Demain "le lis et le lion" 1ère partie ch 3 "Conseil pour un cadavre" 

lundi 9 septembre 2019

Les rois maudits - tome VI le Lis et le Lion - 1ère partie - Les nouveaux rois - ch 1 - Le mariage de janvier


PREMIÈRE PARTIE 
LES NOUVEAUX ROIS
I
LE MARIAGE DE JANVIER 


 
  De toutes les paroisses de la ville, en deçà comme au-delà de la rivière, de Saint-Denys, de Saint-Cuthbert, de Saint-Martin-cum-Gregory, de Saint-MarySenior et Saint-Mary-Junior, des Shambles, de Tanner Row, de partout, le peuple d’York depuis deux heures montait en files ininterrompues vers le Minster, vers la gigantesque cathédrale, encore inachevée en sa partie occidentale, et qui occupait, haute, allongée, massive, le sommet de la cité. Dans Stonegate et Deangate, les deux rues tortueuses qui aboutissaient au Yard, la foule était bloquée. Les adolescents perchés sur les bornes n’apercevaient que des têtes, rien que des têtes, un foisonnement de têtes, couvrant entièrement l’esplanade. Bourgeois, marchands, matrones aux nombreuses nichées, infirmes sur leurs béquilles, servantes, commis d’artisans, clercs sous leur capuchon, soldats en chemise de mailles, mendiants en guenilles, étaient confondus ainsi que les brindilles d’un foin bottelé. Les voleurs aux doigts agiles faisaient leurs affaires pour l’année. Aux fenêtres en surplomb apparaissaient des grappes de visages. Mais était-ce une lumière de midi que ce demi-jour fumeux et mouillé, cette buée froide, cette nuée cotonneuse qui enveloppait l’énorme édifice et la multitude piétinant dans la boue ? La foule se tassait pour garder sa propre chaleur. 

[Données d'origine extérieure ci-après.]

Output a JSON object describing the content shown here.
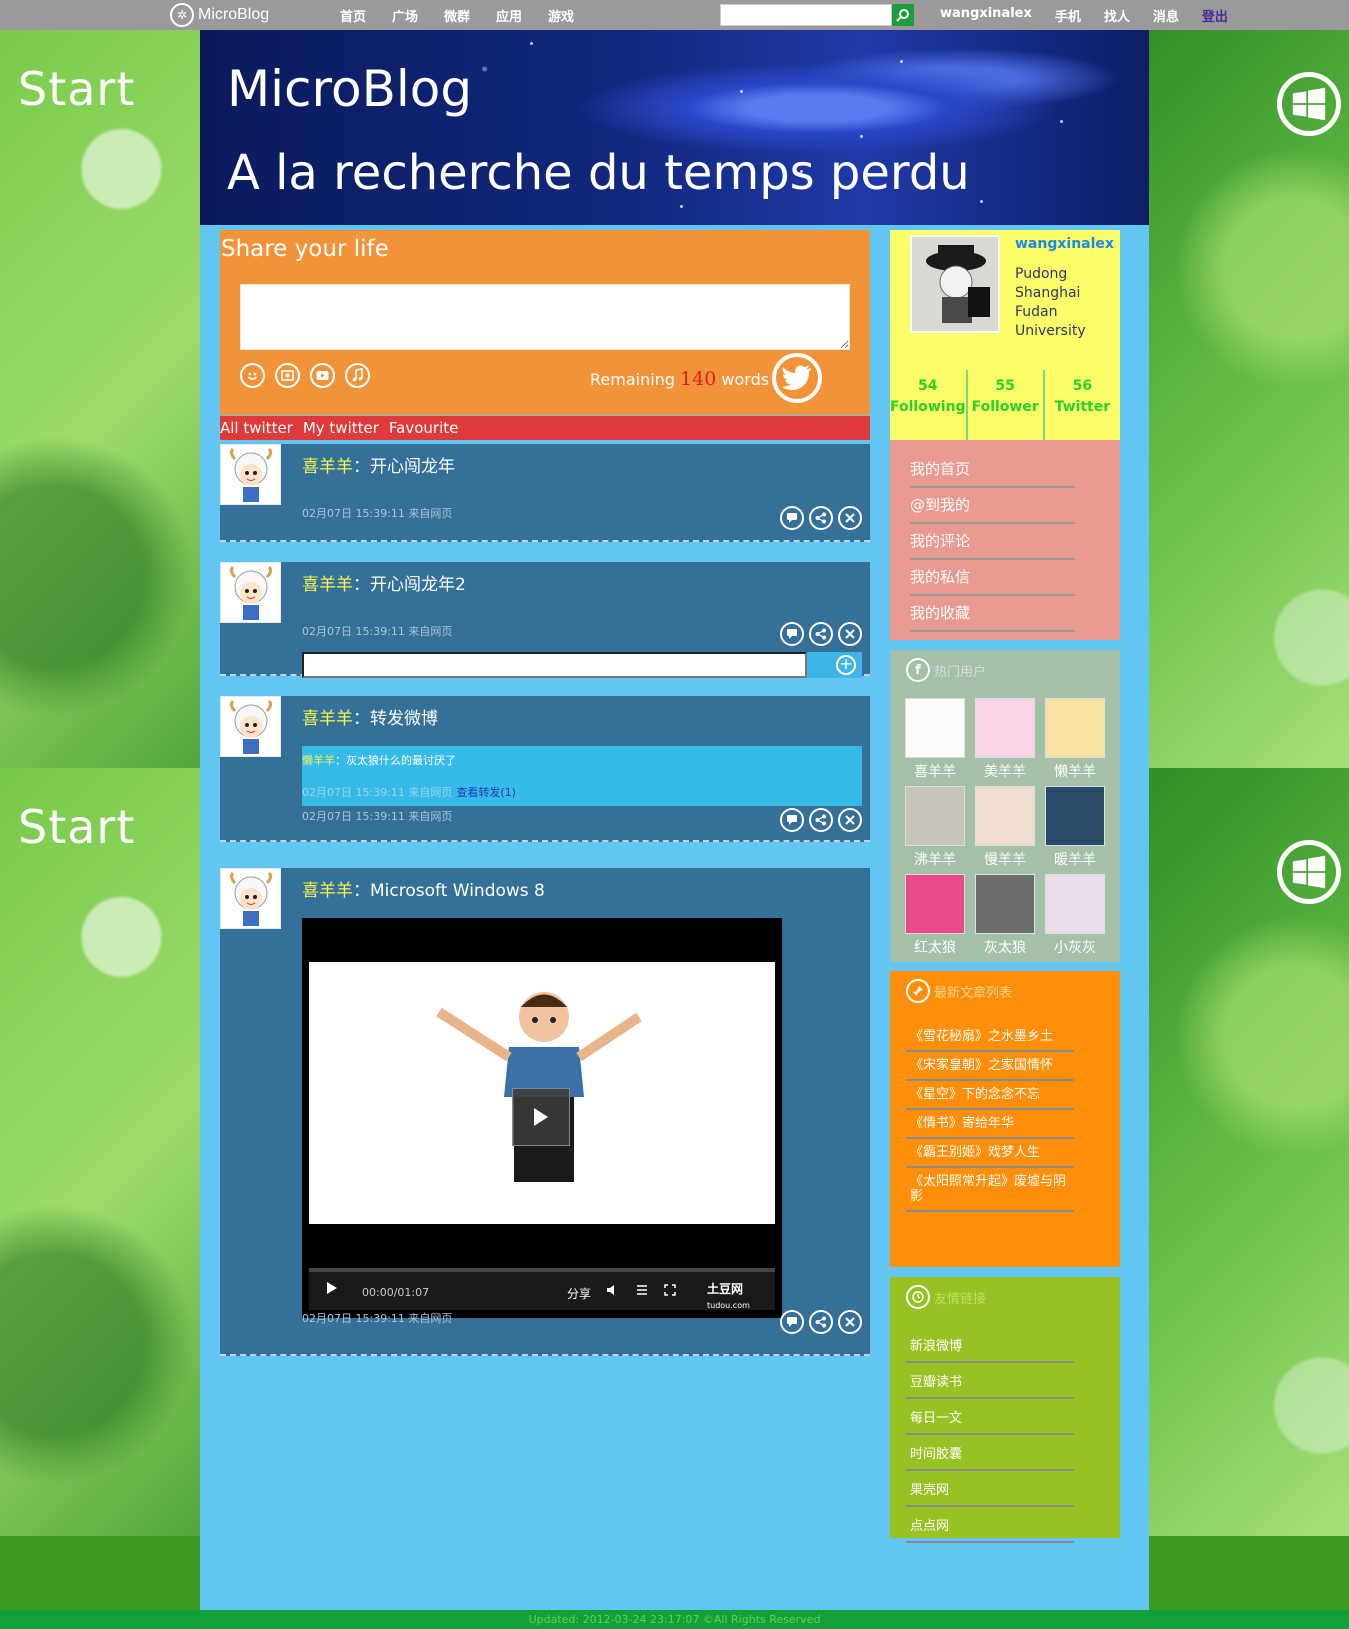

  24 janvier 1328. Devant Monseigneur William de Melton, archevêque d’York et primat d’Angleterre, le roi Édouard III, qui n’avait pas seize ans, épousait Madame Philippa de Hainaut, sa cousine, qui en avait à peine plus de quatorze. Il ne restait pas une seule place dans la cathédrale réservée aux dignitaires du royaume, aux membres du haut clergé, à ceux du Parlement, aux cinq cents chevaliers invités, aux cent nobles écossais en robes quadrillées venus pour ratifier, par la même occasion, le traité de paix. Tout à l’heure serait célébrée la messe solennelle, chantée par cent vingt chantres. Mais dans l’instant, la première partie de la cérémonie, le mariage proprement dit, se déroulait devant le portail sud, à l’extérieur de l’église et à la vue du peuple, selon le rite ancien et les coutumes particulières à l’archidiocèse d’York.

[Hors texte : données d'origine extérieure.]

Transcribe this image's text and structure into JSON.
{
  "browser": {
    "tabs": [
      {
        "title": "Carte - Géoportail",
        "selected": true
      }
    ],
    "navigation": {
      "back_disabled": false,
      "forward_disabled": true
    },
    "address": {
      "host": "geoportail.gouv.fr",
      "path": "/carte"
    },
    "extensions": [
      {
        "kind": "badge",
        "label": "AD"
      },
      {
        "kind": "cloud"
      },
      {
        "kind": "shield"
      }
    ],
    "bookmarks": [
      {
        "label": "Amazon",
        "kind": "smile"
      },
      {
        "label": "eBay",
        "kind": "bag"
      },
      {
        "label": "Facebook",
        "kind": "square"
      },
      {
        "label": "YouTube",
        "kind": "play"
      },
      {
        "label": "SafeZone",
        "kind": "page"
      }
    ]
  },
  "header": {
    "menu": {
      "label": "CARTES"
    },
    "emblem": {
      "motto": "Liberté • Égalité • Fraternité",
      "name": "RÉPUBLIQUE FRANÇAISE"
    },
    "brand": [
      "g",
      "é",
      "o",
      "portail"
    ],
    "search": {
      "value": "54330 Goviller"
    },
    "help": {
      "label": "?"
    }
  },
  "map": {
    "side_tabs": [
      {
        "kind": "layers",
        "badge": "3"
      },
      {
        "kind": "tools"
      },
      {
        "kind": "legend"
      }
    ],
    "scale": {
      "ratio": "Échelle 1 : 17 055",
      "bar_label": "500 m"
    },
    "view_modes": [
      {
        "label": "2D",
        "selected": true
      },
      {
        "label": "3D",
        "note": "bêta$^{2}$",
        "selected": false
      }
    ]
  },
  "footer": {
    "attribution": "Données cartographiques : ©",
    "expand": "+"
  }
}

   La brume marquait de traînées humides les velours rouges du dais dressé contre le porche, se condensait sur les mitres des évêques, collait les fourrures sur les épaules de la famille royale assemblée autour du jeune couple. 
  — Here I take thee, Philippa, to my wedded wife, to have and to hold at bed and at board… Ici, je te prends, Philippa, pour ma femme épousée, pour t’avoir et garder en mon lit et à mon logis… 

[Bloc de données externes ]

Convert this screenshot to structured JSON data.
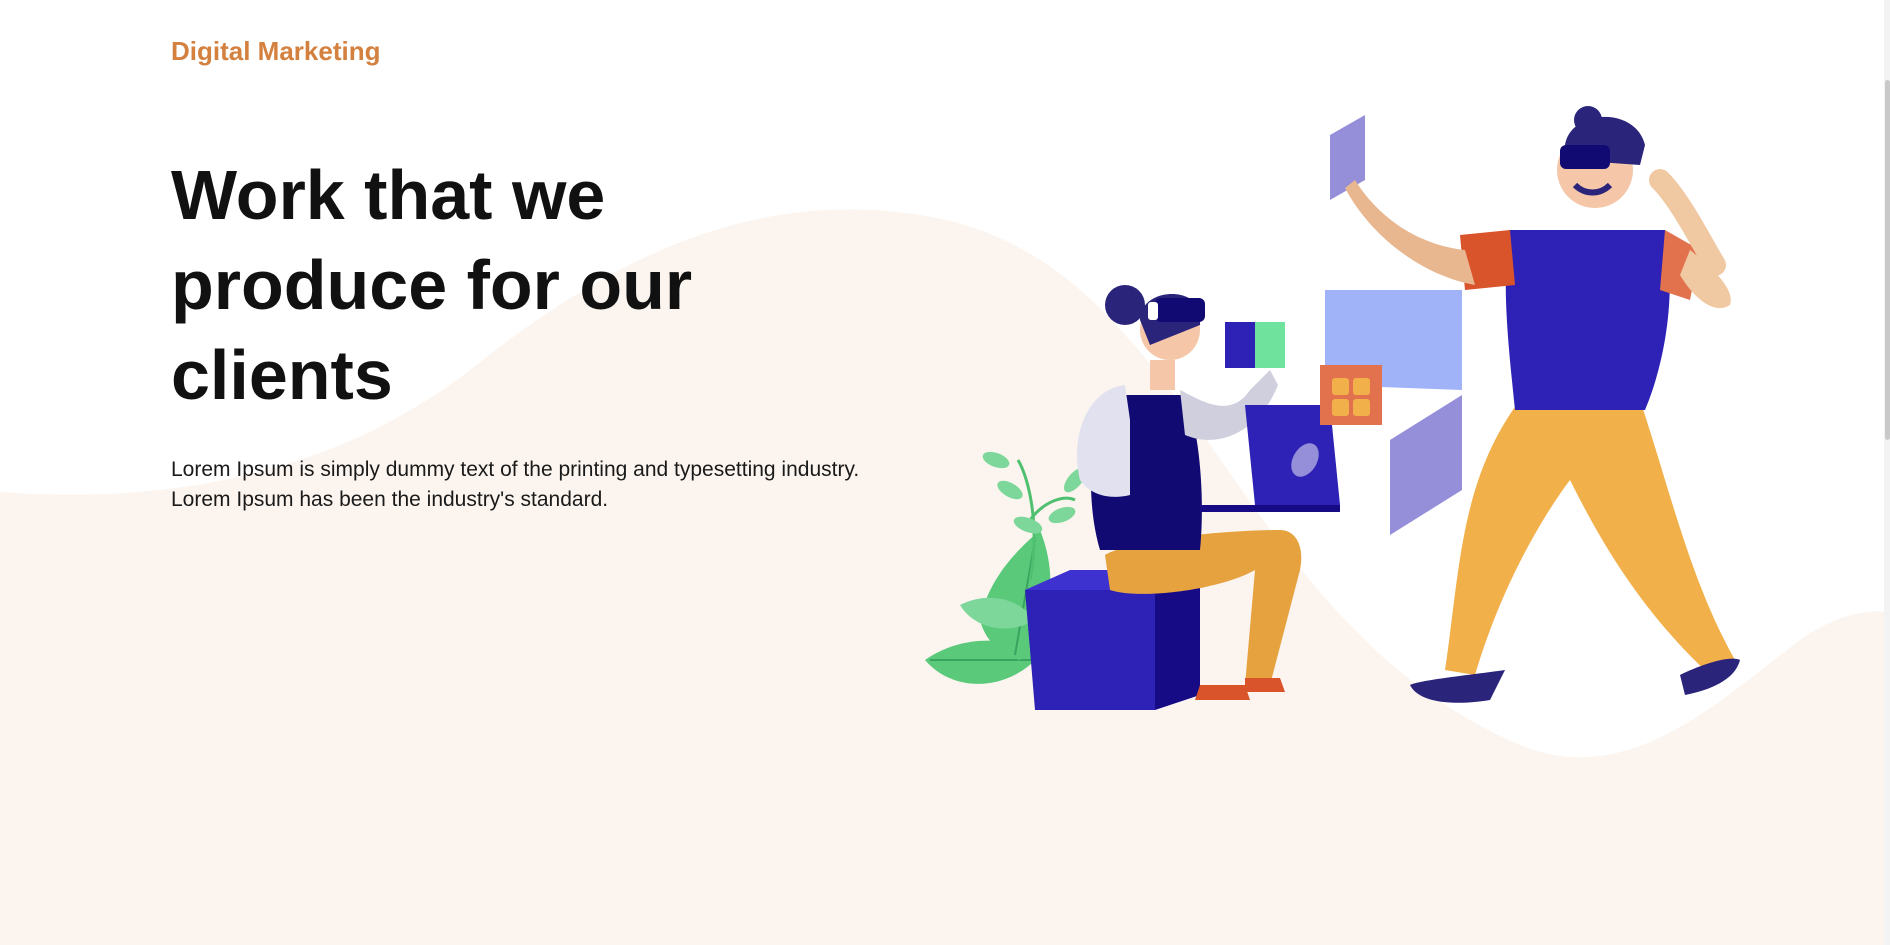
{
  "brand": "Digital Marketing",
  "hero": {
    "title": "Work that we produce for our clients",
    "description": "Lorem Ipsum is simply dummy text of the printing and typesetting industry. Lorem Ipsum has been the industry's standard."
  },
  "illustration": {
    "subject": "vr-collaboration-illustration"
  },
  "colors": {
    "brand": "#d4803f",
    "heading": "#111111",
    "wave_background": "#fcf5ef",
    "indigo": "#2e22b6",
    "orange": "#f2b04a",
    "coral": "#e0643d",
    "lavender": "#958ed8",
    "leaf_green": "#5ac97a"
  }
}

  Surgie de ces lèvres tendres, de ce visage imberbe, la voix du roi surprit par sa force, sa netteté et l’intensité de sa vibration. La reine mère Isabelle en fut saisie, et messire Jean de Hainaut, oncle de la mariée, également, et tous les assistants des premiers rangs parmi lesquels les comtes Edmond de Kent et de Norfolk, et le comte de Lancastre au Tors-Col, chef du Conseil de régence et tuteur du roi. 
  — … for fairer for fouler, for better for worse, in sickness and in health… Pour le beau et le laid, le meilleur et le pire, dans la maladie et dans la santé…   
  Les chuchotements dans la foule cessaient progressivement. Le silence s’étendait comme une onde circulaire et la résonance de la jeune voix royale se propageait par-dessus les milliers de têtes, audible presque jusqu’au bout de la place. Le roi prononçait lentement la longue formule du vœu qu’il avait apprise la veille ; mais on eût dit qu’il l’inventait, tant il en détachait les termes, tant il les pensait pour les charger de leur sens le plus profond et le plus grave. C’était comme les mots d’une prière destinée à n’être dite qu’une fois et pour la vie entière. Une âme d’adulte, d’homme sûr de son engagement à la face du Ciel, de prince conscient de son rôle entre son peuple et Dieu, s’exprimait par cette bouche adolescente. Le nouveau roi prenait ses parents, ses proches, ses grands officiers, ses barons, ses prélats, la population d’York et toute l’Angleterre, pour témoins de l’amour qu’il jurait à Madame Philippa. 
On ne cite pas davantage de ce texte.